The easiest way to figure these costs is some simple math:
- Add any money you have to pay directly during this transaction
- Add any increase in your loan balance between the old mortgage and the new
- Subtract any money you will receive if it is a cash-out refinance (which I almost never recommend)
For example, let’s say that you have a $200,000 mortgage today. You talk to your mortgage person and they say that you can roll all the costs into the new mortgage so that there’s no out-of-pocket expenses. And, they say that the new mortgage will be $205,000. Well, that means that it cost you $5,000 to refinance.
The Interest Rate
This one is easy. Simply subtract your new interest rate from your old interest rate.
You will save $1,000 per year for every 1% you reduce your interest rate on every $100,000 you borrow.
For example, let’s say that you are reducing your interest rate from 5.25% to 3.25% and that your balance is $200,000. That means that your interest rate is going down by 2 percentage points, saving you $2,000 per year on every hundred-thousand you borrow. You are borrowing $200,000, so you will save $4,000 per year in interest by refinancing.
Compare Costs and Savings
Now you can compare the costs and the interest savings to calculate how long it will take you to break-even. In our example, you are spending $5,000 to refinance and your new mortgage will cost $4,000 less per year in interest.

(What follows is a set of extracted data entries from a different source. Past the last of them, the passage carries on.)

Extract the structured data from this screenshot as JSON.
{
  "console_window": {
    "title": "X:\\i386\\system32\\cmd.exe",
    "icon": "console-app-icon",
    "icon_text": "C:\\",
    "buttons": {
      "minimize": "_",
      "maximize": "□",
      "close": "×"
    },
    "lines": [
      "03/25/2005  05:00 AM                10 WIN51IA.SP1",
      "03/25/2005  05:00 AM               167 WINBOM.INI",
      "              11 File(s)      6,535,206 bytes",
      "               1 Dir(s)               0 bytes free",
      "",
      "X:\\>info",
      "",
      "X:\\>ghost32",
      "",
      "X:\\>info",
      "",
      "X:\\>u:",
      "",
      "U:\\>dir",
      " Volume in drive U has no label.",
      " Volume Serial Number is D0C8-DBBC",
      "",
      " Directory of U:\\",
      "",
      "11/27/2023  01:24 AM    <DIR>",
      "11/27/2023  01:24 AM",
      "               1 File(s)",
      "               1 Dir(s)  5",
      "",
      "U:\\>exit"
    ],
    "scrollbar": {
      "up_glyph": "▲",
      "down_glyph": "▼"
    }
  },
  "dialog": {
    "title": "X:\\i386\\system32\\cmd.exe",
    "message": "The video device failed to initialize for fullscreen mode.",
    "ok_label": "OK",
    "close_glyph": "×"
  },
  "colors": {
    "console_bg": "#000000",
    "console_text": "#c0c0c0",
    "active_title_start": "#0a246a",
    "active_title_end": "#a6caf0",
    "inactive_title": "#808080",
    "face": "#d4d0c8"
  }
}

Then, just divide the upfront cost by the annual savings.
$5,000 / $4,000 = 1.25
In this example, it will take you 1.25 years to get your money back, or 15 months to be exact.
If you plan to be in your house for more than 1.25 years, then it makes sense to do this deal.
Rule of Thumb: 2-Year Break Even
Most financial coaches ask you how long you plan to stay in your house to determine if the break-even date is before or after some hypothetical future move.
I don’t really like that approach. Homeowners in the US hold on to their homes for about 13 years on average, according to research by the National Association of Realtors. But everyone is different and you may be closer or farther from a move.
Instead of trying to predict the future, I just make sure I have no plans to move and require that my break-even be less than 2 years before I consider refinancing.
In our example, if I’m going to spend $5,000 on something because it’s going to save me money, I had better be getting my $5,000 back pretty quick! If it’s going to take me more than 2 years to get my $5,000 back, I’m probably going to pass on the deal, even if I will probably still live in the house.
Back to the Payment
Now that you know whether it makes sense to refinance overall, it is time to revisit the payment.
Refinancing will likely change your mortgage payment. It can either go up or down depending on how you structure your deal.
If you refinance into a mortgage with a shorter repayment period your payment may go up.
If you push your repayment date farther out and/or get a lower interest rate your payment may go down.
Do not confuse the change in your monthly payment with your cost of refinancing. Just make sure that your refinance will break-even within 2 years of closing and that your payment is less than 15% of your monthly gross pay.
Focusing too much on the payment is a trap. Sure, it is important to make sure that you can afford the payment. But, that is only AFTER you determine the total cost of the transaction.
This is the same trap people fall into when buying a car. Sure, the monthly payments are lower when you lease a car… but the total cost is much much higher because you’re making payments FOREVER.
Refinancing your mortgage can feel pretty complicated and overwhelming. There are a lot of moving parts and numbers fly around, making it easy to get confused.
The best thing to do is ignore the stuff that doesn’t matter and look at the big picture.
- Add up all of the costs.
- Calculate your annual interest savings.
- Determine how many years it will take you to get your money back.
- If the break-even is more than 2 years out, don’t refinance.